>In my opinion, quantitative measurement is highly useful in the >physical world: [...stuff deleted...] Unfortunately, human behavior >bears very little reliable resemblance to buying carpet or brewing >beer. Education is not a product. Learning is very difficult, if not >impossible, to quantify in a way that I find useful. Why? Because in >the context of education, what would be useful would be to find the >replicable conditions, measure them to a satisfactory degree of >accuracy, and (this is the kicker) then REPLICATE them.
>But any experienced and reflective teacher will tell you that very little >is replicable in the classroom. Like the ancient Greek philosopher >(Heraclitus?) said, "You can't step into the same river twice." Because >neither you nor the river is the same, I would argue. And thus, it is >impossible to teach the same lesson twice (assuming that so doing were >desirable).
I think this is a misconception of what quantifiable, replicable data ARE. Human biology is unpredictable, ever-changing -- not everyone responds to the same drug or therapy the same, and the even same person may respond differently on different days, depending on a swarm of minor variations in background conditions. This hardly means that quantitative methods may not be applied!

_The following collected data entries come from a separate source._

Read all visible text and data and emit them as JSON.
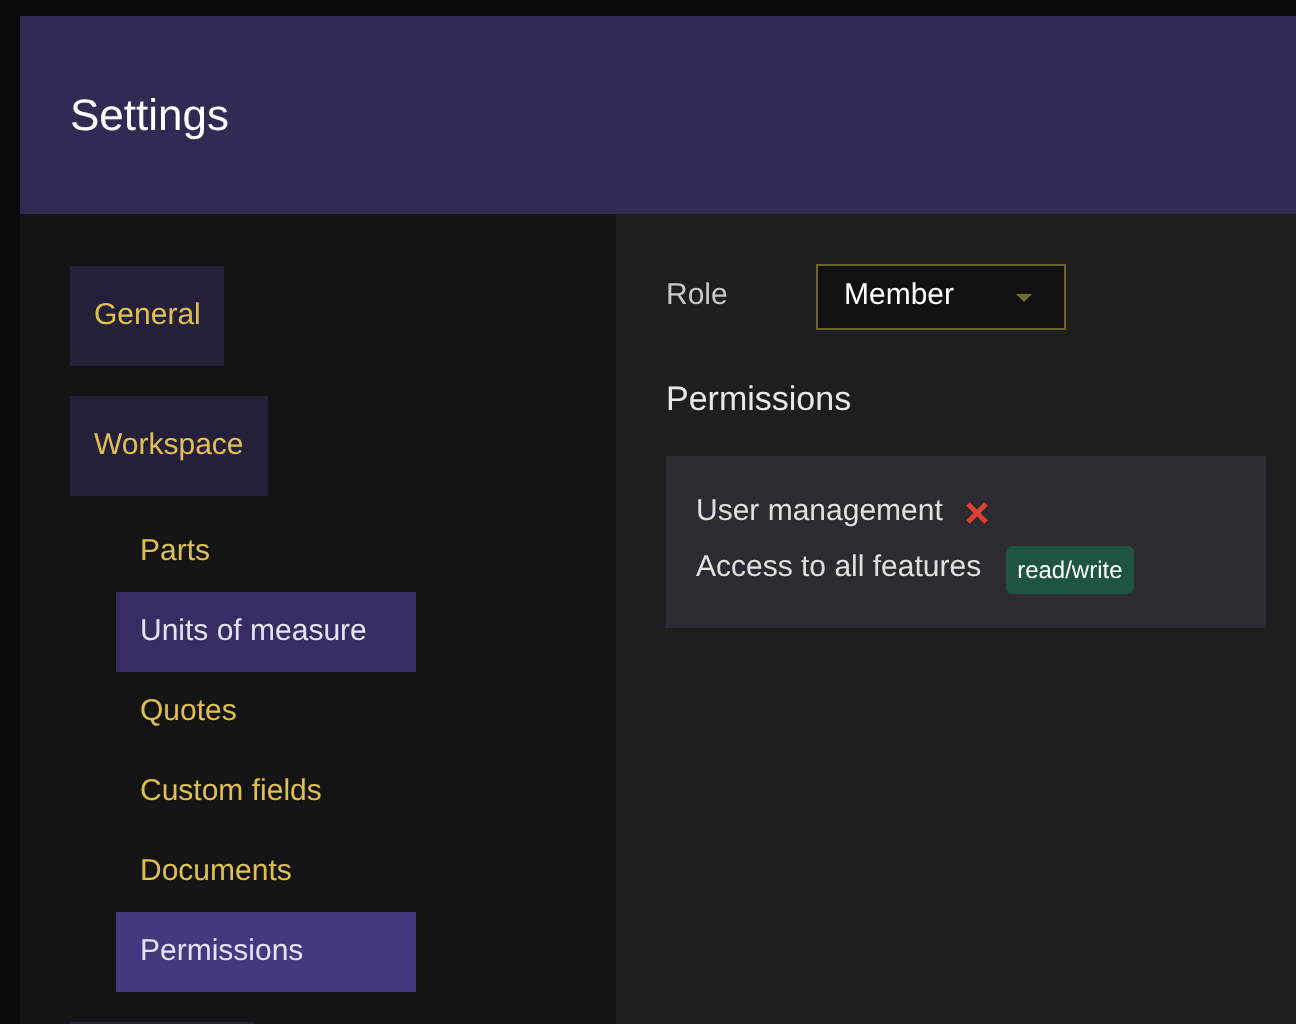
{
  "dialog": {
    "title": "Settings"
  },
  "sidebar": {
    "items": [
      {
        "label": "General",
        "selected": false
      },
      {
        "label": "Workspace",
        "selected": false,
        "children": [
          {
            "label": "Parts",
            "selected": false,
            "highlighted": false
          },
          {
            "label": "Units of measure",
            "selected": false,
            "highlighted": true
          },
          {
            "label": "Quotes",
            "selected": false,
            "highlighted": false
          },
          {
            "label": "Custom fields",
            "selected": false,
            "highlighted": false
          },
          {
            "label": "Documents",
            "selected": false,
            "highlighted": false
          },
          {
            "label": "Permissions",
            "selected": true,
            "highlighted": false
          }
        ]
      }
    ]
  },
  "role": {
    "label": "Role",
    "value": "Member"
  },
  "permissions": {
    "title": "Permissions",
    "items": [
      {
        "label": "User management",
        "kind": "denied"
      },
      {
        "label": "Access to all features",
        "kind": "badge",
        "badge": "read/write"
      }
    ]
  }
}
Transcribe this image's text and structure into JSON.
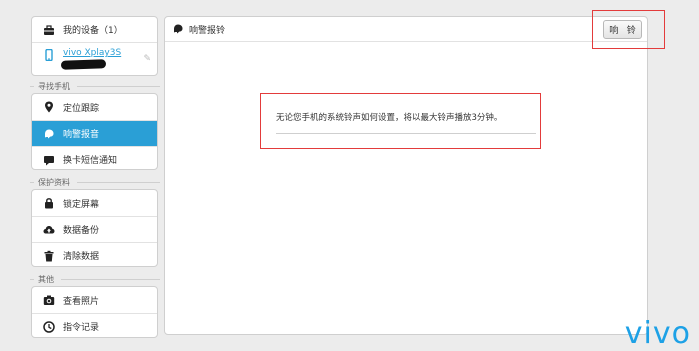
{
  "device_panel": {
    "title": "我的设备（1）",
    "device_name": "vivo Xplay3S"
  },
  "sections": {
    "find_phone": {
      "label": "寻找手机",
      "items": [
        {
          "label": "定位跟踪",
          "icon": "location-pin-icon"
        },
        {
          "label": "响警报音",
          "icon": "alarm-sound-icon",
          "active": true
        },
        {
          "label": "换卡短信通知",
          "icon": "message-icon"
        }
      ]
    },
    "protect_data": {
      "label": "保护资料",
      "items": [
        {
          "label": "锁定屏幕",
          "icon": "lock-icon"
        },
        {
          "label": "数据备份",
          "icon": "cloud-upload-icon"
        },
        {
          "label": "清除数据",
          "icon": "trash-icon"
        }
      ]
    },
    "other": {
      "label": "其他",
      "items": [
        {
          "label": "查看照片",
          "icon": "camera-icon"
        },
        {
          "label": "指令记录",
          "icon": "clock-icon"
        }
      ]
    }
  },
  "main": {
    "title": "响警报铃",
    "ring_button": "响 铃",
    "message": "无论您手机的系统铃声如何设置，将以最大铃声播放3分钟。"
  },
  "brand": {
    "logo_text": "vivo",
    "accent_color": "#2a9fd6",
    "highlight_color": "#e33b3b"
  }
}
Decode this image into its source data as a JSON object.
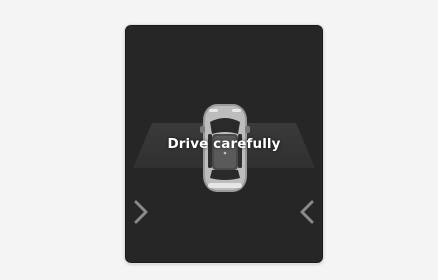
{
  "display": {
    "message": "Drive carefully"
  },
  "icons": {
    "left_indicator": "chevron-right-icon",
    "right_indicator": "chevron-left-icon",
    "vehicle": "car-top-view-icon"
  },
  "colors": {
    "panel_background": "#262626",
    "floor_zone": "#3d3d3d",
    "indicator": "#8a8a8a",
    "message_text": "#ffffff"
  }
}
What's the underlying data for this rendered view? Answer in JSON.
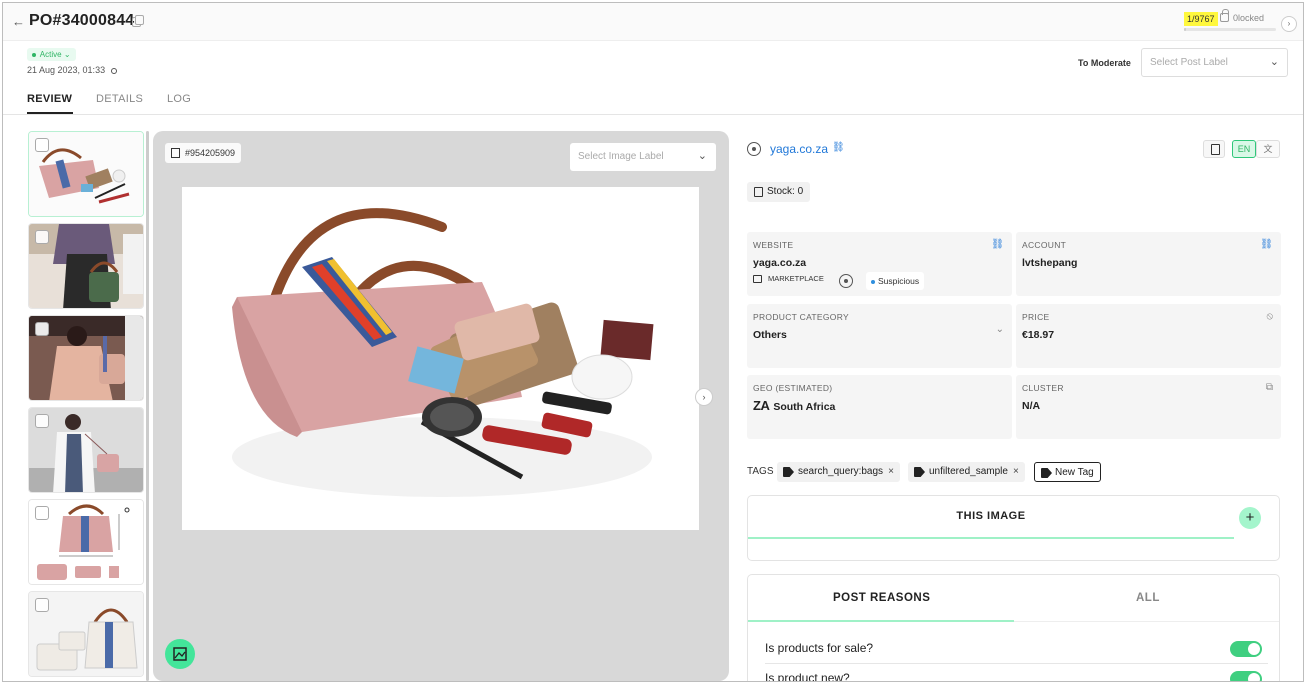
{
  "header": {
    "back_glyph": "←",
    "title": "PO#34000844",
    "counter": "1/9767",
    "clocked_label": "0locked",
    "next_glyph": "›",
    "progress": 0.0001
  },
  "status": {
    "label": "Active",
    "chevron": "⌄",
    "timestamp": "21 Aug 2023, 01:33"
  },
  "moderate": {
    "label": "To Moderate",
    "placeholder": "Select Post Label",
    "chevron": "⌄"
  },
  "tabs": [
    {
      "label": "REVIEW",
      "active": true
    },
    {
      "label": "DETAILS",
      "active": false
    },
    {
      "label": "LOG",
      "active": false
    }
  ],
  "thumbnails": [
    {
      "desc": "pink-bag-spilled-contents-icon",
      "selected": true
    },
    {
      "desc": "woman-with-green-bag-icon",
      "selected": false
    },
    {
      "desc": "woman-pink-dress-bag-icon",
      "selected": false
    },
    {
      "desc": "woman-white-coat-pink-bag-icon",
      "selected": false
    },
    {
      "desc": "pink-bag-set-dimensions-icon",
      "selected": false
    },
    {
      "desc": "white-bag-set-icon",
      "selected": false
    }
  ],
  "viewer": {
    "image_id": "#954205909",
    "label_placeholder": "Select Image Label",
    "chevron": "⌄",
    "next_glyph": "›"
  },
  "site": {
    "name": "yaga.co.za",
    "link_glyph": "🔗",
    "lang_active": "EN",
    "lang_other": "文"
  },
  "stock": "Stock: 0",
  "cards": {
    "website": {
      "label": "WEBSITE",
      "value": "yaga.co.za",
      "marketplace": "MARKETPLACE",
      "flag": "Suspicious"
    },
    "account": {
      "label": "ACCOUNT",
      "value": "lvtshepang"
    },
    "category": {
      "label": "PRODUCT CATEGORY",
      "value": "Others",
      "chevron": "⌄"
    },
    "price": {
      "label": "PRICE",
      "value": "€18.97",
      "icon": "⦸"
    },
    "geo": {
      "label": "GEO (ESTIMATED)",
      "code": "ZA",
      "value": "South Africa"
    },
    "cluster": {
      "label": "CLUSTER",
      "value": "N/A",
      "icon": "⧉"
    }
  },
  "tags": {
    "label": "TAGS",
    "items": [
      "search_query:bags",
      "unfiltered_sample"
    ],
    "remove_glyph": "×",
    "new_label": "New Tag"
  },
  "this_image": {
    "title": "THIS IMAGE",
    "add_glyph": "+"
  },
  "reasons": {
    "tab_active": "POST REASONS",
    "tab_other": "ALL",
    "questions": [
      {
        "text": "Is products for sale?",
        "on": true
      },
      {
        "text": "Is product new?",
        "on": true
      }
    ]
  },
  "colors": {
    "accent_green": "#43e59a",
    "link_blue": "#2178d8",
    "highlight_yellow": "#fff83d"
  }
}
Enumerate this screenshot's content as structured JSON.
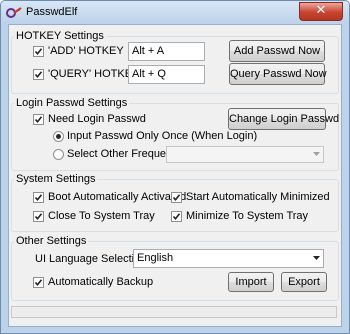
{
  "window": {
    "title": "PasswdElf",
    "close_label": "✕",
    "app_icon": "passwdelf-app-icon"
  },
  "hotkey": {
    "title": "HOTKEY Settings",
    "add": {
      "label": "'ADD'  HOTKEY",
      "checked": true,
      "value": "Alt + A",
      "button": "Add Passwd Now"
    },
    "query": {
      "label": "'QUERY'  HOTKEY",
      "checked": true,
      "value": "Alt + Q",
      "button": "Query Passwd Now"
    }
  },
  "login": {
    "title": "Login Passwd Settings",
    "need_login": {
      "label": "Need Login Passwd",
      "checked": true
    },
    "change_button": "Change Login Passwd",
    "once": {
      "label": "Input Passwd Only Once (When Login)",
      "selected": true
    },
    "other": {
      "label": "Select Other Frequency",
      "selected": false,
      "value": ""
    }
  },
  "system": {
    "title": "System Settings",
    "boot": {
      "label": "Boot Automatically Activated",
      "checked": true
    },
    "start_min": {
      "label": "Start Automatically Minimized",
      "checked": true
    },
    "close_tray": {
      "label": "Close To System Tray",
      "checked": true
    },
    "min_tray": {
      "label": "Minimize To System Tray",
      "checked": true
    }
  },
  "other": {
    "title": "Other Settings",
    "language": {
      "label": "UI Language Selection",
      "value": "English"
    },
    "backup": {
      "label": "Automatically Backup",
      "checked": true
    },
    "import_button": "Import",
    "export_button": "Export"
  },
  "status": {
    "text": ""
  }
}
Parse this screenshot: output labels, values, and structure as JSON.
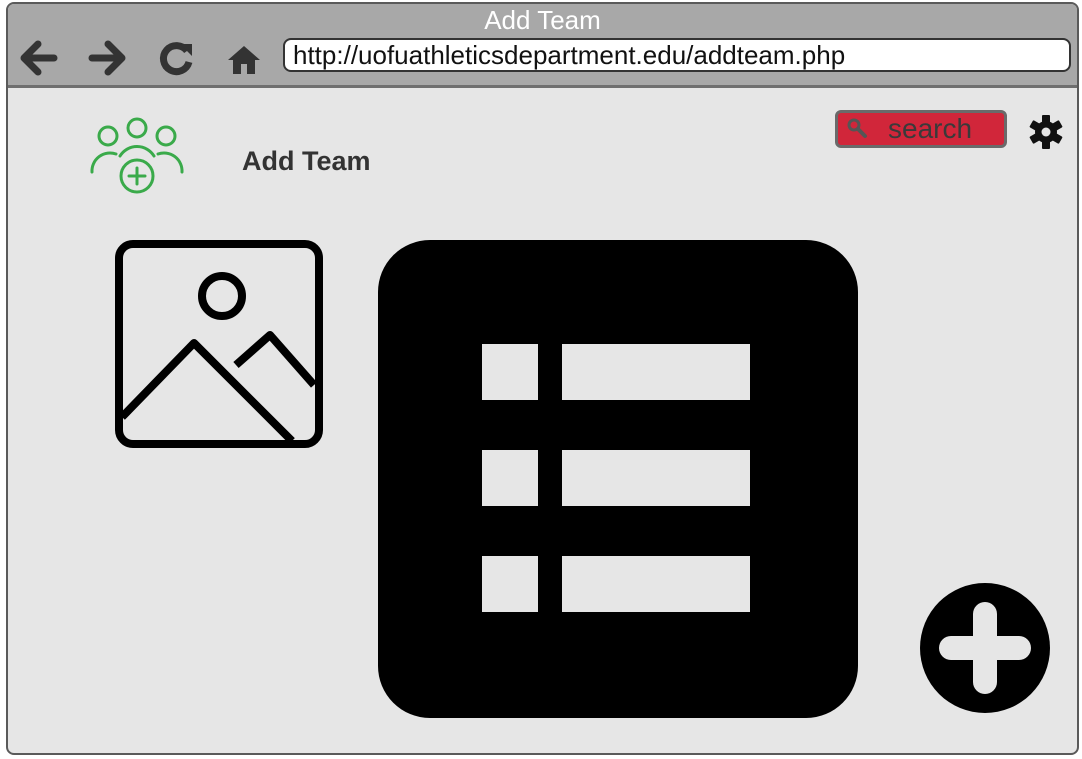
{
  "browser": {
    "window_title": "Add Team",
    "url": "http://uofuathleticsdepartment.edu/addteam.php",
    "nav_icons": [
      "back-arrow-icon",
      "forward-arrow-icon",
      "reload-icon",
      "home-icon"
    ]
  },
  "header": {
    "title": "Add Team",
    "logo_icon": "team-add-icon",
    "logo_color": "#3aaa4a"
  },
  "search": {
    "placeholder": "search",
    "background_color": "#d1263a",
    "icon": "search-icon"
  },
  "settings": {
    "icon": "gear-icon"
  },
  "main": {
    "image_placeholder_icon": "image-icon",
    "list_icon": "list-icon",
    "list_rows": 3,
    "add_icon": "add-circle-icon"
  }
}
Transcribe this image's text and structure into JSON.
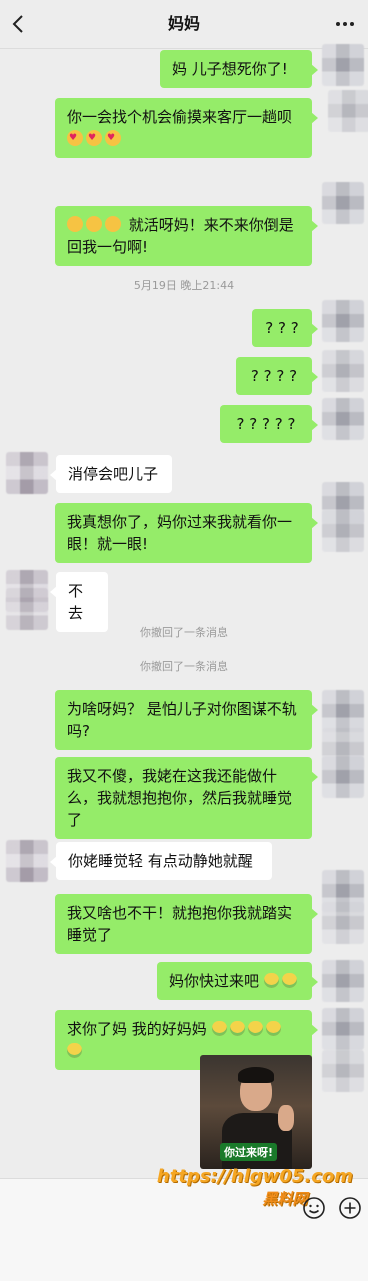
{
  "header": {
    "title": "妈妈"
  },
  "messages": [
    {
      "side": "me",
      "text": "妈 儿子想死你了!"
    },
    {
      "side": "me",
      "text": "你一会找个机会偷摸来客厅一趟呗"
    },
    {
      "side": "me",
      "text": "就活呀妈！来不来你倒是回我一句啊!"
    },
    {
      "side": "me",
      "text": "? ? ?"
    },
    {
      "side": "me",
      "text": "? ? ? ?"
    },
    {
      "side": "me",
      "text": "? ? ? ? ?"
    },
    {
      "side": "them",
      "text": "消停会吧儿子"
    },
    {
      "side": "me",
      "text": "我真想你了，妈你过来我就看你一眼！就一眼!"
    },
    {
      "side": "them",
      "text": "不去"
    },
    {
      "side": "me",
      "text": "为啥呀妈？ 是怕儿子对你图谋不轨吗?"
    },
    {
      "side": "me",
      "text": "我又不傻，我姥在这我还能做什么，我就想抱抱你，然后我就睡觉了"
    },
    {
      "side": "them",
      "text": "你姥睡觉轻 有点动静她就醒"
    },
    {
      "side": "me",
      "text": "我又啥也不干！就抱抱你我就踏实睡觉了"
    },
    {
      "side": "me",
      "text": "妈你快过来吧"
    },
    {
      "side": "me",
      "text": "求你了妈 我的好妈妈"
    }
  ],
  "timestamp": "5月19日 晚上21:44",
  "recalled": [
    "你撤回了一条消息",
    "你撤回了一条消息"
  ],
  "sticker_caption": "你过来呀!",
  "watermark": {
    "line1": "https://hlgw05.com",
    "line2": "黑料网"
  },
  "icons": [
    "back-arrow-icon",
    "more-icon",
    "emoji-icon",
    "plus-icon"
  ]
}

In less exact sciences than medicine, physics or accounting, the nature of quantitative data may be different -- it may take a great many experiments, each with its own noise and error to give the sort of convergence of evidence needed to establish the *general* validity of a hypothesis. But that's hardly the same as saying quantitative evidence shouldn't be sought.
>Numbers will not settle this debate definitively because what we're dealing >with, student learning, is quite nebulous.
I could agree with a weaker statement here, that reasonable people might differ about the objectives of education. So one might argue that a particular quantitative measure doesn't accurately reflect the goals of one's teaching. Note this is different than saying quantitative methods are invalid because every class is different!
But saying that learning is nebulous doesn't quite cut it -- certainly not not when talking about larger groups of students, say a school-district full, or a state-load. What do you expect most people to be able to understand? What do you expect them to be able to DO? What do you expect the *best* students to be able to understand and do? Is there NO way to quantify these things? Everyone's different, sure, and no matter what test you use, some people's scores won't accurately reflect their ability, but still, can nothing specific or measurable be said?
>At some point, for me the educational debate comes down to the fact >that every fiber of my being and experience as a learner and a teacher >tells me that approaches like that of John Saxon to the difficulties >of learning mathematics are a soul-less, quick fix; and that >approaches to mathematics education similar to those of the NCTM >Standards are, while not THE answer, an approach much more in tune >with what makes intellectual pursuits worthwhile and humans as >learners interesting.
OK. Now go and quantify! Part of the beauty of mathematics and statistics (and I shouldn't need to tell this to a math teacher!) stems precisely from its ability to get beyond subjective, visceral (fibrous?) feelings. We can sit and argue aesthetics all day; we can point to successes or failures with individual students; we can make analogies between teaching and how Shakespeare wrote his plays, or how a village raises a child, or whatnot. Numeric measures may be biased, or may not measure quite the right quantity, and one may argue about how to improve the measures, or interpret the scores -- but without them, it's all wind.